Oakley Sutro Prizm Low Light
Words & Photos by Nic Hall
Oakley is probably not the brand you associate with budget eyewear buys, but there is no denying they have consistently put out some of the best performing eyewear on the market year after year. Since 1972, Oakley has been pushing the boundaries of design and performance and their latest low light offerings are no exception. A few months back we received a couple pairs of glasses with the new Oakley Prizm low light lense treatment and we were curious as to just how well they’d perform in the dark woods surrounding the Wolf Den.
The Sutro has goggle level coverage with a throw back style. Frames are made from Oakley’s lightweight O-Matter plastic, which has put up with some heavy abuse during our testing. The nose pads are made with grippy unobtanium, which increases grip when wet from perspiration.
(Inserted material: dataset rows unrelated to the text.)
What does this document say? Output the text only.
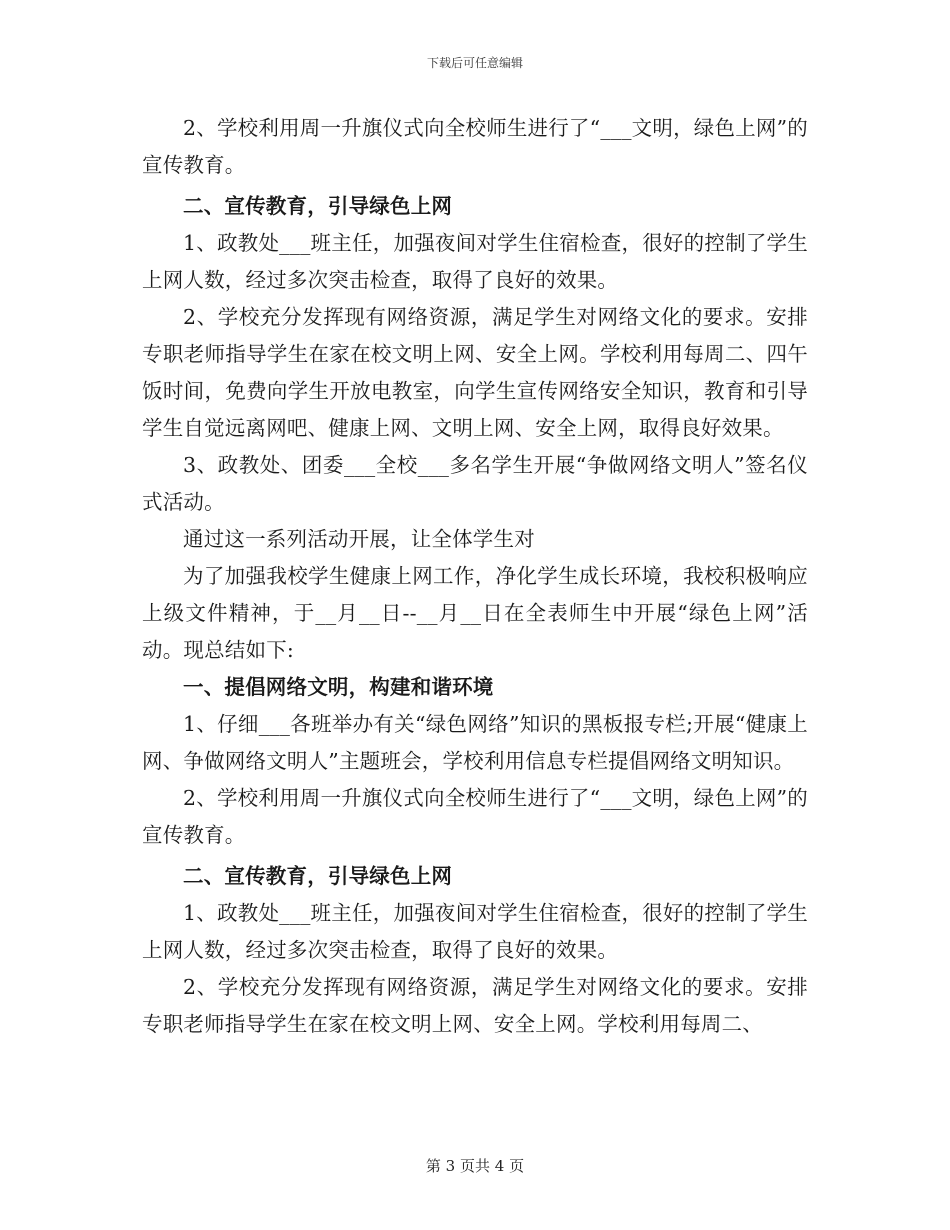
下载后可任意编辑

2、学校利用周一升旗仪式向全校师生进行了“___文明，绿色上网”的宣传教育。

二、宣传教育，引导绿色上网

1、政教处___班主任，加强夜间对学生住宿检查，很好的控制了学生上网人数，经过多次突击检查，取得了良好的效果。

2、学校充分发挥现有网络资源，满足学生对网络文化的要求。安排专职老师指导学生在家在校文明上网、安全上网。学校利用每周二、四午饭时间，免费向学生开放电教室，向学生宣传网络安全知识，教育和引导学生自觉远离网吧、健康上网、文明上网、安全上网，取得良好效果。

3、政教处、团委___全校___多名学生开展“争做网络文明人”签名仪式活动。

通过这一系列活动开展，让全体学生对

为了加强我校学生健康上网工作，净化学生成长环境，我校积极响应上级文件精神，于__月__日--__月__日在全表师生中开展“绿色上网”活动。现总结如下:

一、提倡网络文明，构建和谐环境

1、仔细___各班举办有关“绿色网络”知识的黑板报专栏;开展“健康上网、争做网络文明人”主题班会，学校利用信息专栏提倡网络文明知识。

2、学校利用周一升旗仪式向全校师生进行了“___文明，绿色上网”的宣传教育。

二、宣传教育，引导绿色上网

1、政教处___班主任，加强夜间对学生住宿检查，很好的控制了学生上网人数，经过多次突击检查，取得了良好的效果。

2、学校充分发挥现有网络资源，满足学生对网络文化的要求。安排专职老师指导学生在家在校文明上网、安全上网。学校利用每周二、

第 3 页共 4 页
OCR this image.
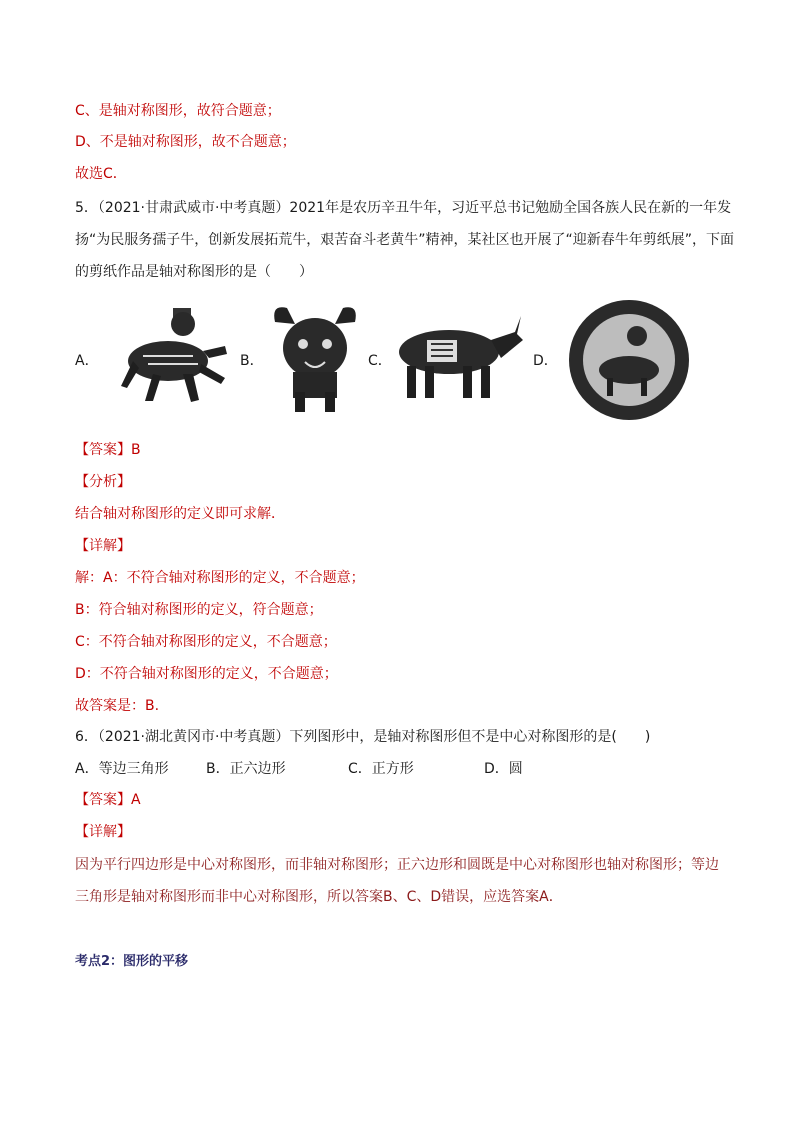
C、是轴对称图形，故符合题意；
D、不是轴对称图形，故不合题意；
故选C．
5．（2021·甘肃武威市·中考真题）2021年是农历辛丑牛年，习近平总书记勉励全国各族人民在新的一年发
扬“为民服务孺子牛，创新发展拓荒牛，艰苦奋斗老黄牛”精神，某社区也开展了“迎新春牛年剪纸展”，下面
的剪纸作品是轴对称图形的是（　　）
A．	B．	C．	D．
【答案】B
【分析】
结合轴对称图形的定义即可求解．
【详解】
解：A：不符合轴对称图形的定义，不合题意；
B：符合轴对称图形的定义，符合题意；
C：不符合轴对称图形的定义，不合题意；
D：不符合轴对称图形的定义，不合题意；
故答案是：B.
6．（2021·湖北黄冈市·中考真题）下列图形中，是轴对称图形但不是中心对称图形的是(　　)
A．等边三角形	B．正六边形	C．正方形	D．圆
【答案】A
【详解】
因为平行四边形是中心对称图形，而非轴对称图形；正六边形和圆既是中心对称图形也轴对称图形；等边
三角形是轴对称图形而非中心对称图形，所以答案B、C、D错误，应选答案A．
考点2：图形的平移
Eye coverage is absolutely maxed with a wrap around design that delivers a completely clear field of vision with tons of protection from flying debris and wind. A small aluminum strut supports the middle of the frame but is not visible when the shades are on.
Without a doubt the highlight of the Sutro glass is the new Prizm lens technology. It enhances color and contrast while providing 75% light transmission. Coloring is slightly rose/pink but not enough to confuse your eye or annoy the rider. I continue to use the low light Prizm shades in every condition excluding completely exposed sunshine. Even on bright days, the small amount of tint is helpful for trail conditions, although it’s not quite enough for the desert rats in Arizona, Texas or SoCal.
When I first saw the Sutro, I was a bit skeptical that such a large frame would be superior to some of the smaller shades we have been using this year. However after just one ride my mind was changed. Once you start riding, the Sutro fades into the background, allowing full vision and no blind spots or lens borders to lose focus on.
The huge amount of coverage comes at a bit of price when climbing, the glasses fog a bit on full effort climbs in humid environments, but if you’re moving more than a few miles an hour, airflow is great and the lens clears quickly. If you are a heavy sweater or ride in very humid environments, you may want to make sure your helmet has some optical storage solutions, like the ones offered on the Oakley DRT5 helmet we reviewed a couple months ago.
The arms have a neutral shape and should fit most people quite well. I have a very narrow head and usually wear Asian fit style glasses but the Sutro stayed in place, even on the rowdiest of descents. One unexpected feature I discovered while wearing the Sutros is, if you bury your face in a bunch of loose soil, the large blade-like lens doubles as an outstanding shovel to pick up loads of dirt.
The Wolf’s Last Word
Without a doubt the Sutro glasses will be staying in Nico’s helmet bag for regular use. Coverage is on par with a full google while offering better airflow and less weight. Oakley’s low light Prizm lens is probably the best light lens out right now. We’ve yet to find a pair of glasses that ride this well in darker, wooded or dusk scenarios. The crispness and clarity offered in low light conditions absolutely win us over, even if we have to look like an enduro Ned Flanders while doing so.